Andrews explained that the fuel tank in LCROSS isn’t like the gas tank in your car, which has a float in it that tells you how much fuel you have left. If you think about it, a float would not work very well in zero gravity! So there is a little uncertainty over how much fuel is left, but even in the worst-case scenario they are confident that they have enough to complete the mission successfully.
You might think that an unscheduled fuel burn might have taken the spacecraft off course or made it start tumbling, but none of that happened. In fact, LCROSS is so perfectly on course that they have canceled three trajectory correction maneuvers, including one that was scheduled after the “anomaly” happened.
Stay tuned, and get ready to point your telescopes at the Moon’s south pole at 4:30 am (Pacific time) on October 9!
P.S. Although it’s unlikely, I would be very interested to see what would happen if we found methane or hydrocarbons at the lunar South Pole instead of water! That might generate quite a bit more interest (and money) for going back to the moon. I’m not sure whether it would be a good thing, though – once the oil companies got involved, it would be very hard to preserve the moon as a resource “for all mankind.”
How could there be methane at the lunar South Pole?

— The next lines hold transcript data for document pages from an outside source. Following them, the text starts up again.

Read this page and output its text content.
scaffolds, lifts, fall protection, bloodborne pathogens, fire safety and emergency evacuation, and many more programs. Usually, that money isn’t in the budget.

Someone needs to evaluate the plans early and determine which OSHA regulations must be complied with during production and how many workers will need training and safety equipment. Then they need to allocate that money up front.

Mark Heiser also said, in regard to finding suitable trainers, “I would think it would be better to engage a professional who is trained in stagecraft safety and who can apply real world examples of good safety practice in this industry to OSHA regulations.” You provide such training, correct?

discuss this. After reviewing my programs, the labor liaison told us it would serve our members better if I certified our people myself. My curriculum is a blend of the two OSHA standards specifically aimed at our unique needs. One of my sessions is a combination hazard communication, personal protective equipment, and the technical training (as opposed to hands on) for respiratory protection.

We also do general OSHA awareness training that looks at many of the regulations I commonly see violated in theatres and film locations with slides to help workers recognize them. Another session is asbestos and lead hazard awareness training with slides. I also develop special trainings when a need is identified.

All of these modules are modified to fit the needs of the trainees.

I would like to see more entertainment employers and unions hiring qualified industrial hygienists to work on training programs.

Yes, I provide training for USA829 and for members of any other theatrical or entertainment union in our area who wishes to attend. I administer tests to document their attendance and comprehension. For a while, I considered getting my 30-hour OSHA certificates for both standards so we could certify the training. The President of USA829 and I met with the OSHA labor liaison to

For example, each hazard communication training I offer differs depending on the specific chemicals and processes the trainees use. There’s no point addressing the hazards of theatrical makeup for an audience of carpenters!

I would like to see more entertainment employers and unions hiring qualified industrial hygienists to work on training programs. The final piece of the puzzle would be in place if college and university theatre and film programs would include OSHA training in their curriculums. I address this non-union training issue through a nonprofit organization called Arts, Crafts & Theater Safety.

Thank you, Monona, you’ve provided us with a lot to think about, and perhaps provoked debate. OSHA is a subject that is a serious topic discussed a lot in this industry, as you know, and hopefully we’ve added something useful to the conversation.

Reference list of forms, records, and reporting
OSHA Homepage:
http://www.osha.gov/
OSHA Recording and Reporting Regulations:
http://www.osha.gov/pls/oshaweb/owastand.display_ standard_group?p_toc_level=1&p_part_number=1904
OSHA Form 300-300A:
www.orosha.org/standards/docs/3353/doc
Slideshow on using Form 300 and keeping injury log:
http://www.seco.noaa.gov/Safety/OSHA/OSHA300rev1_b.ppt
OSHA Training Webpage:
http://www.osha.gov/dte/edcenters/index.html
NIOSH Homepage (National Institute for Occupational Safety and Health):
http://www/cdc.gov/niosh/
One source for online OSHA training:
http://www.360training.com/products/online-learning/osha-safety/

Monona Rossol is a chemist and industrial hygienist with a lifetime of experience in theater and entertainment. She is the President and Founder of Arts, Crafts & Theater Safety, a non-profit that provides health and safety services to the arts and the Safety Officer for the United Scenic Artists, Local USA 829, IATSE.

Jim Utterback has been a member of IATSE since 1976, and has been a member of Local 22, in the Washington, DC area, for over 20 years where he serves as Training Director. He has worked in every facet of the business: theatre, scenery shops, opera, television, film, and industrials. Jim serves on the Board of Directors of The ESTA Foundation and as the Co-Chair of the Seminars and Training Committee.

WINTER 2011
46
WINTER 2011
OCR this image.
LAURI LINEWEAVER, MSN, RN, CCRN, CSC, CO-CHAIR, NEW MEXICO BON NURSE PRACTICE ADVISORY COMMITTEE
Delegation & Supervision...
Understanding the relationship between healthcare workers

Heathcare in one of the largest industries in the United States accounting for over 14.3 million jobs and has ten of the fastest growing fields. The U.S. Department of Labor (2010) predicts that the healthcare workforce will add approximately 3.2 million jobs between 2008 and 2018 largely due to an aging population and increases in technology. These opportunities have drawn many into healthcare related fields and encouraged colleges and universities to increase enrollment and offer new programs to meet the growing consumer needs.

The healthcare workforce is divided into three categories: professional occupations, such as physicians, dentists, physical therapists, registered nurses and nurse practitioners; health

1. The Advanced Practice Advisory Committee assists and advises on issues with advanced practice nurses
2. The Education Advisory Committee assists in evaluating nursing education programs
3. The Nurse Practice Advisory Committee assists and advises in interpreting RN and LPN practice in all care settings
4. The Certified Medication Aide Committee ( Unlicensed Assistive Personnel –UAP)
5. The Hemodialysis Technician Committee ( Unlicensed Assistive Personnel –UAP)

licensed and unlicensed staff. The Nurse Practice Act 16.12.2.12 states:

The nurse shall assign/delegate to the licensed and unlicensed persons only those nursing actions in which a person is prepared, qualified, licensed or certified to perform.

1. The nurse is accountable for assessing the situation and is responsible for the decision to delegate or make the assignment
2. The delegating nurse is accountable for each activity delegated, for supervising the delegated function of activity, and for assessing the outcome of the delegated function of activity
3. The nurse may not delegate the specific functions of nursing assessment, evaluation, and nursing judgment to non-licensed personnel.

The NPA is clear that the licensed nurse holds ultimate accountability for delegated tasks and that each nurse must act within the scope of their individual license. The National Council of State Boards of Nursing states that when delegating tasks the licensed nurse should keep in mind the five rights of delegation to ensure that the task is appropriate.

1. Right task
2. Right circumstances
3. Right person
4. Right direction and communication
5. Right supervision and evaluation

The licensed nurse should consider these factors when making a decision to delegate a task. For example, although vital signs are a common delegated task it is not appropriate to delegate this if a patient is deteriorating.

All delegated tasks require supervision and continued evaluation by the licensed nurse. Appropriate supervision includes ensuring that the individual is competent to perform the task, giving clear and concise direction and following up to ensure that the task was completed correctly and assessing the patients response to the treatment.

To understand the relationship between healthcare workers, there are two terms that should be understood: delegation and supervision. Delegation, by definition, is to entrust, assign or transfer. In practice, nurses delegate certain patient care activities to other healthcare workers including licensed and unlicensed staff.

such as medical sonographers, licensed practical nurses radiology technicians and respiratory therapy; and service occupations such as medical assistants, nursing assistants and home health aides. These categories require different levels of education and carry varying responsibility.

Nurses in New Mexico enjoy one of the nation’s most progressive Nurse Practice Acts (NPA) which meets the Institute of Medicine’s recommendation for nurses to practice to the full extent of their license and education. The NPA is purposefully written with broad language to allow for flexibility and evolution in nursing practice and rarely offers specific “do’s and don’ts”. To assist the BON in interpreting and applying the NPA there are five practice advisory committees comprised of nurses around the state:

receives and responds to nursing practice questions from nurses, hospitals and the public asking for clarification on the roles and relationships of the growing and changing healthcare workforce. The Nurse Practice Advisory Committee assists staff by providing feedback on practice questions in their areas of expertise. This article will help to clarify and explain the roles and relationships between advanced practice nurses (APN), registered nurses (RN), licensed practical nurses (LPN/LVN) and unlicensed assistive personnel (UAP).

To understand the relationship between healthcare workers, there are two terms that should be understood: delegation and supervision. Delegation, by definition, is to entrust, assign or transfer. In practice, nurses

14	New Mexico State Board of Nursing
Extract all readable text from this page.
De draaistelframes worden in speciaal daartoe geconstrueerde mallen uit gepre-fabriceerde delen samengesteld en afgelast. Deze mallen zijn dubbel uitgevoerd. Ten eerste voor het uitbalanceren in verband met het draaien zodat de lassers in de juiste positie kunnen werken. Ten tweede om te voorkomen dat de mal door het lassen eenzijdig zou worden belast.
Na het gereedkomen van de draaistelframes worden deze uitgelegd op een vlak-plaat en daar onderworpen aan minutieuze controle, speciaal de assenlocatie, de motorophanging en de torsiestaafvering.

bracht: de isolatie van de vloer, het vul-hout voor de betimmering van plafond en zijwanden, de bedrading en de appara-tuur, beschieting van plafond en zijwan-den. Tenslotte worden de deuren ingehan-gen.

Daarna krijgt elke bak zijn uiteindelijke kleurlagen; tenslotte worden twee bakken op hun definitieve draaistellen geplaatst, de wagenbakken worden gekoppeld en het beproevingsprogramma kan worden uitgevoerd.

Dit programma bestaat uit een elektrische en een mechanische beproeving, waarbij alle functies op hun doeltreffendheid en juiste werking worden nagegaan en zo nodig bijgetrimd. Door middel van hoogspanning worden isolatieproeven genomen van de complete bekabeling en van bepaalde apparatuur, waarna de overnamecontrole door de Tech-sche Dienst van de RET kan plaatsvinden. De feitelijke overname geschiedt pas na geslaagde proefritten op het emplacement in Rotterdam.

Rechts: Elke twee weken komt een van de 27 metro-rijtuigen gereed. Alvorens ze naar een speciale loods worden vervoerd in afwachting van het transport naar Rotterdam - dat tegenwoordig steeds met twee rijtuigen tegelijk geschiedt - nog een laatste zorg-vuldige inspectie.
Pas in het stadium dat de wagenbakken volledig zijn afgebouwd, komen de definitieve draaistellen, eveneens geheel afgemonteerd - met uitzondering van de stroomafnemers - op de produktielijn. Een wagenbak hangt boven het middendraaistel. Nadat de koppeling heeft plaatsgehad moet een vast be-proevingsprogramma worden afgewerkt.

Well, it kind of depends on how ubiquitous it was in the early solar system. The permanently shadowed craters are good traps for any kind of volatile (i.e., easily vaporized) molecules, not just water. We’ve seen that there is lots and lots of methane on Saturn’s moon Titan — why not our own?
Another interesting point that Colaprete brought out is the fact that we have no idea how much hydrogen/water/whatever is present below the surface. The neutron spectrometers only see hydrogen that is less than a meter from the surface. So we could in fact have huge concentrations of water ice farther down, and we wouldn’t know it. Hence, once again, the incredible importance of an impact mission, which will excavate material from a depth of several meters.